Nov. 27 (Bloomberg) -- The remains of former Palestinian leader Yasser Arafat were exhumed today as part of a probe into allegations he was poisoned.
Arafat’s tomb in the West Bank city of Ramallah was opened at about 5 a.m., according to a senior Palestinian security official, who was at the site and declined to be identified because of the sensitivity of the matter. It will take three months to get the results, according to Abdullah Al Basheer, a member of the investigating team.
Arafat’s wife Suha requested an autopsy after reports in July that a Swiss laboratory had detected high levels of the radioactive isotope polonium in Arafat’s clothes, which have been in storage since his death in 2004. Palestinians have accused Israel of causing Arafat’s death, though no conclusive evidence has been presented. Israel denies killing him.
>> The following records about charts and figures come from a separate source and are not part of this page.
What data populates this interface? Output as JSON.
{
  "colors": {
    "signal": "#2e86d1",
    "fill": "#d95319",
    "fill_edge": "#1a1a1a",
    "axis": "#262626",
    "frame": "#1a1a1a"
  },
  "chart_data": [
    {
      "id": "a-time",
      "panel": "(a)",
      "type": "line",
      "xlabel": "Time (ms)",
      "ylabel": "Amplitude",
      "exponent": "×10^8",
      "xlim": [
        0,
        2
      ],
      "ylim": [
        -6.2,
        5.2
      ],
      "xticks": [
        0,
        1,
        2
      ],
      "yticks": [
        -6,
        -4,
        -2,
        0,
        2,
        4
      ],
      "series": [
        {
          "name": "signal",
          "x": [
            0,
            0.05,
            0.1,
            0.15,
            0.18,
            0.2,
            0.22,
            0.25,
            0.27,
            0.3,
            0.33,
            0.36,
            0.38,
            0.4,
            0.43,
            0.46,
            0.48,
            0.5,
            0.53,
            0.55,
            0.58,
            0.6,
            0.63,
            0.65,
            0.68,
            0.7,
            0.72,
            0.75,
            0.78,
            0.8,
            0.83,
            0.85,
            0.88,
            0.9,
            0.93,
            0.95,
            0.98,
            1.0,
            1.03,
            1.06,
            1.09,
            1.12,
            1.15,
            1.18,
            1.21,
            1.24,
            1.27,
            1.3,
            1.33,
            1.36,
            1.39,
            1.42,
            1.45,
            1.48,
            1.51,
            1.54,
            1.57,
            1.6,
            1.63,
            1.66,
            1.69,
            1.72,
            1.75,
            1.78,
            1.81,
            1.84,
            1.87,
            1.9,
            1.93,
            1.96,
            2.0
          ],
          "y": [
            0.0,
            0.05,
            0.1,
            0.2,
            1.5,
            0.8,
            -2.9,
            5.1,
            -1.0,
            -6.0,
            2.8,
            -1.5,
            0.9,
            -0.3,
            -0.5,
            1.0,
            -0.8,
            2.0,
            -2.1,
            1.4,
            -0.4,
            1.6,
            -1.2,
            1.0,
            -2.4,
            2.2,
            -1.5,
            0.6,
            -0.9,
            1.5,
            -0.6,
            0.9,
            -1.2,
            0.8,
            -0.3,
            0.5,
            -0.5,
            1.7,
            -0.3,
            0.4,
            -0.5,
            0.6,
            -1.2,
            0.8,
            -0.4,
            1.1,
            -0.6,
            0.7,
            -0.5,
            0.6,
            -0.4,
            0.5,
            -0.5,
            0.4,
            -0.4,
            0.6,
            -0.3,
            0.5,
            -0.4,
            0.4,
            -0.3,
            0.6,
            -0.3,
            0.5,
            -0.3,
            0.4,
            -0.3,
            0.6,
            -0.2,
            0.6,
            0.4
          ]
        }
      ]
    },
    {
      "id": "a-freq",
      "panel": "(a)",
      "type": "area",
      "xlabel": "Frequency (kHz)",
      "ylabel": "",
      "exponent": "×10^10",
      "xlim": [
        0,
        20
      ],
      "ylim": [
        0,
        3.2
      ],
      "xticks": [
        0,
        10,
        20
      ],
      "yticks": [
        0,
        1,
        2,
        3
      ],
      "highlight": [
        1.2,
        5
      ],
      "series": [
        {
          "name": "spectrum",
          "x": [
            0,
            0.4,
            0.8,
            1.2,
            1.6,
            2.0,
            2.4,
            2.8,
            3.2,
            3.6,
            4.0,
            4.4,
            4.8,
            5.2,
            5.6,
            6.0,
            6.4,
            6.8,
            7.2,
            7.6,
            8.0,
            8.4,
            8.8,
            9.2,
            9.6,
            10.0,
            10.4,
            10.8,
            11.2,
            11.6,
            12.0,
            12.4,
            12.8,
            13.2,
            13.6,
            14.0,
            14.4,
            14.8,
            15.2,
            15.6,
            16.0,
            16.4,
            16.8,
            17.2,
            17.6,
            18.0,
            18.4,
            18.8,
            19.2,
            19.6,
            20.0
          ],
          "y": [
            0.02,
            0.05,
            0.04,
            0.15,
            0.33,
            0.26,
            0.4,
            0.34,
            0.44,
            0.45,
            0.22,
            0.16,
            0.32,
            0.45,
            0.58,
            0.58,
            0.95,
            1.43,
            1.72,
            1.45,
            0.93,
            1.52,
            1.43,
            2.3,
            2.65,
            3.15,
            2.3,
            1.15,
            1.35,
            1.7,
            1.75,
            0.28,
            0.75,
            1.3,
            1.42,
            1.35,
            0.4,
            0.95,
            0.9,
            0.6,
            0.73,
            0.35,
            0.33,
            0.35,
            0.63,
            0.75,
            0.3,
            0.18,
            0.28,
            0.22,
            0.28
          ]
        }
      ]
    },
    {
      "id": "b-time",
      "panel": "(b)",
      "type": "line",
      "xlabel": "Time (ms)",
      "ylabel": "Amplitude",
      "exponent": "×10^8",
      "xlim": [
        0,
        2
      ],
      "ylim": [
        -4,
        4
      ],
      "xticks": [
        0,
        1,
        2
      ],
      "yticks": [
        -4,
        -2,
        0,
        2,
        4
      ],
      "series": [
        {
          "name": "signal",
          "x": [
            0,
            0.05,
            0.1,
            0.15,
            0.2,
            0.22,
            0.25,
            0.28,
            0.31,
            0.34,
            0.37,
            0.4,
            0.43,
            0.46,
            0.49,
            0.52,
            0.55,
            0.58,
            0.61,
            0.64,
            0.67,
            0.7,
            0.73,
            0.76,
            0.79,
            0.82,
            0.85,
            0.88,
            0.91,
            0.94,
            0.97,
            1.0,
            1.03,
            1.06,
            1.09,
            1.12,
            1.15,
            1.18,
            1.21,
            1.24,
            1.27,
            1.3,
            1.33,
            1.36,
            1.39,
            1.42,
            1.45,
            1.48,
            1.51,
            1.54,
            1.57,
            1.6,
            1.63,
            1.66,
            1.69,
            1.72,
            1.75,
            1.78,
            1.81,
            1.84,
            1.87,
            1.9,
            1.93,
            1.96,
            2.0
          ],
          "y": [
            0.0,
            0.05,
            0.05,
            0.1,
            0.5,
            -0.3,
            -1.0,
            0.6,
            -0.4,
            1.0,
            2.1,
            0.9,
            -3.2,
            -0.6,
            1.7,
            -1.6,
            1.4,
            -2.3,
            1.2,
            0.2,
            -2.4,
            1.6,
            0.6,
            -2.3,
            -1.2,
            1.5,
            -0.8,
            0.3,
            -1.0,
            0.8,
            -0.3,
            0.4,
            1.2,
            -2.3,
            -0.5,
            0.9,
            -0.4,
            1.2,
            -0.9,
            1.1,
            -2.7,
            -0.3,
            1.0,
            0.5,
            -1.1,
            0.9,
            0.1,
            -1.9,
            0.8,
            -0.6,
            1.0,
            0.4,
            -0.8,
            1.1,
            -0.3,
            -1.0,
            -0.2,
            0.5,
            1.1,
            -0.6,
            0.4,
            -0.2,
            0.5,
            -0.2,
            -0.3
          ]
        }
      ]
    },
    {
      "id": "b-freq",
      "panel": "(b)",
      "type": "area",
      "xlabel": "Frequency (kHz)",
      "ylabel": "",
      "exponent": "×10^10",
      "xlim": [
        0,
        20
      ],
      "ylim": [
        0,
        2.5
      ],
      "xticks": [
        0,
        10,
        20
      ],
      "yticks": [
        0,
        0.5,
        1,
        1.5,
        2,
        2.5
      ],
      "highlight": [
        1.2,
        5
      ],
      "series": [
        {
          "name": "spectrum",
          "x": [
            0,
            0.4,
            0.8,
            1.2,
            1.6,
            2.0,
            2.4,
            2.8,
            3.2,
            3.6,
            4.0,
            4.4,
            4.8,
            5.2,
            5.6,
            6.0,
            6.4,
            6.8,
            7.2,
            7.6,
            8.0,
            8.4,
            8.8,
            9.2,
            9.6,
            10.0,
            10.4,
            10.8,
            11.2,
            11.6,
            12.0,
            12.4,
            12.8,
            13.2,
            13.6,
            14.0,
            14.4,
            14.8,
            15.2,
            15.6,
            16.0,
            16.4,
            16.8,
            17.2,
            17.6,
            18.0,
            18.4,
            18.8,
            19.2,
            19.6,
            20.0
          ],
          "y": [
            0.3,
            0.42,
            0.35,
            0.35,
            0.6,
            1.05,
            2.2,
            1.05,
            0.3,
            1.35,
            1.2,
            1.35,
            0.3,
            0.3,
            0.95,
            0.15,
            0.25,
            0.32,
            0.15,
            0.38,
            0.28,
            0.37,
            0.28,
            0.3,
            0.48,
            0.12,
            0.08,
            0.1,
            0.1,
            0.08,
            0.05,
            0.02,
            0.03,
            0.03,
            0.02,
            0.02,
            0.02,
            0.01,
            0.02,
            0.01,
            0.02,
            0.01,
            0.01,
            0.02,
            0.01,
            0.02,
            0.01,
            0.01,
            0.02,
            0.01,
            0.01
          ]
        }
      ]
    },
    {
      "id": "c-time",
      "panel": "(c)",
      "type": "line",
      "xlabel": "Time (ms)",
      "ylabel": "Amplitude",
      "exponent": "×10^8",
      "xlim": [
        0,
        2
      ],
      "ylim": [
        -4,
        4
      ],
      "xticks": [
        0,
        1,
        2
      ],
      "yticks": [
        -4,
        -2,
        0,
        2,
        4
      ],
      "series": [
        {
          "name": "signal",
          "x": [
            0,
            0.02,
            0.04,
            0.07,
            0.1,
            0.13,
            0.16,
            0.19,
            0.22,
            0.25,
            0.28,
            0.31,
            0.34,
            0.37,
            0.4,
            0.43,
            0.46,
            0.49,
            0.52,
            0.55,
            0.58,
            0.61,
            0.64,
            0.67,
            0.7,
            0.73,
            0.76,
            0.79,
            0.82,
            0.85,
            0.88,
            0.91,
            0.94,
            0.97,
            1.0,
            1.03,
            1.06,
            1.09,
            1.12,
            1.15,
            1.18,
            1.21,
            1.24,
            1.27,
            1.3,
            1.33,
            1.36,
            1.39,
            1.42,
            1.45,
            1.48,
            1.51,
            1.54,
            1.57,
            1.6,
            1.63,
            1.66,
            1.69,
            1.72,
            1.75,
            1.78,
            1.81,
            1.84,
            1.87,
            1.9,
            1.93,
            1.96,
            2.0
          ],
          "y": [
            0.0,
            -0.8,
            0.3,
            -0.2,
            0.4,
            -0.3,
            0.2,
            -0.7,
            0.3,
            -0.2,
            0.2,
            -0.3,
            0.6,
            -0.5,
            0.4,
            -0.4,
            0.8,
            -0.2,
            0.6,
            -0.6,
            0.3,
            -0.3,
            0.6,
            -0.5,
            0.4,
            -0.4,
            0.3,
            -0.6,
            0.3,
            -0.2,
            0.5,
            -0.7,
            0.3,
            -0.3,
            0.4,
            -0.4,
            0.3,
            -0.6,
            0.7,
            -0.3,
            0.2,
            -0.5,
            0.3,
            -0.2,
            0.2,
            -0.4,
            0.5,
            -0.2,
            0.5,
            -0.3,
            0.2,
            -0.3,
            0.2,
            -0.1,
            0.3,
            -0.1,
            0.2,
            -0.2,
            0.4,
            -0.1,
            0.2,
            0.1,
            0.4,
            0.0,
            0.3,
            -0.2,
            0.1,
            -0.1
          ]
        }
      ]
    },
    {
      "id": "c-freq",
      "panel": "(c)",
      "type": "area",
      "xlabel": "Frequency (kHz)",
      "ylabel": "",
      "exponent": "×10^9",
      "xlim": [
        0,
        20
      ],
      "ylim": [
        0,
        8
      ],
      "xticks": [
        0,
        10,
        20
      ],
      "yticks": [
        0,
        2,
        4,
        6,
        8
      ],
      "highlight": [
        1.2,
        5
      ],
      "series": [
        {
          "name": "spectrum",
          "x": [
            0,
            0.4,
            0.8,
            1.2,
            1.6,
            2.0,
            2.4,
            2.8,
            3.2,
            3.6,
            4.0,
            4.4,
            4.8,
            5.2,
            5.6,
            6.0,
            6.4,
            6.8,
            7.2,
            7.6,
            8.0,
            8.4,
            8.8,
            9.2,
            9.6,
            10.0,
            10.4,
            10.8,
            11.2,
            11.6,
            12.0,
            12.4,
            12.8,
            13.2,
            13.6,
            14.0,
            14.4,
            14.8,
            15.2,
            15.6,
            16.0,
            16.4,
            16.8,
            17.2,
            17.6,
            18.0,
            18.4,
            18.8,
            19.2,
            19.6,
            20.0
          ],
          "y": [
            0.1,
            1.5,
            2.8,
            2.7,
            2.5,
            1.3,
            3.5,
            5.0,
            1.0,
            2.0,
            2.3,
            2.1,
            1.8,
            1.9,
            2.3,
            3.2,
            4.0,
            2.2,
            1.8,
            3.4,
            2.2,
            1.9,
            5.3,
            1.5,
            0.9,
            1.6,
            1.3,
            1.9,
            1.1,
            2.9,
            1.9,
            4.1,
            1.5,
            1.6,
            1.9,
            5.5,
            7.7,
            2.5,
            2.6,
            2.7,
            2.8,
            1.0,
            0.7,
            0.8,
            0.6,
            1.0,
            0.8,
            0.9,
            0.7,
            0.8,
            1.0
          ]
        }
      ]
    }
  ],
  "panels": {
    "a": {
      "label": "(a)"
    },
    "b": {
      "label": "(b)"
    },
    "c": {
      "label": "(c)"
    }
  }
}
“We are convinced that Israel did it, but we are after proof in order to take Israel to the International Criminal Court,” Tawfiq Tirawi, head of the Palestinian investigation committee into Arafat’s death, said in Ramallah today.
Palestinians planned to have the process of opening Arafat’s tomb medically and legally supervised by teams of experts from Switzerland, France and Russia, Tiwari told reporters on Nov. 24. The tomb would then be closed again within a few hours after testing, and no member of the Arafat family would be present, he said.
“A Palestinian forensic did the testing according to the instruction of the teams,” Hani Abdeen, the Palestinian Authority’s health minister, said today. The site of Arafat’s resting place was covered with blue tarpaulins, obscuring it from view from passersby.
Arafat, who founded the Palestine Liberation Organization, died in a French hospital at the age of 75. Doctors at the Percy military hospital in Clamart, France, said he suffered from a brain hemorrhage and fell into a coma before he died.
Polonium, which had been stirred into a cup of tea, was identified as the substance that killed Alexander Litvinenko, a former KGB agent who became a critic of the Russian government. Litvinenko died in 2006 after being poisoned in London.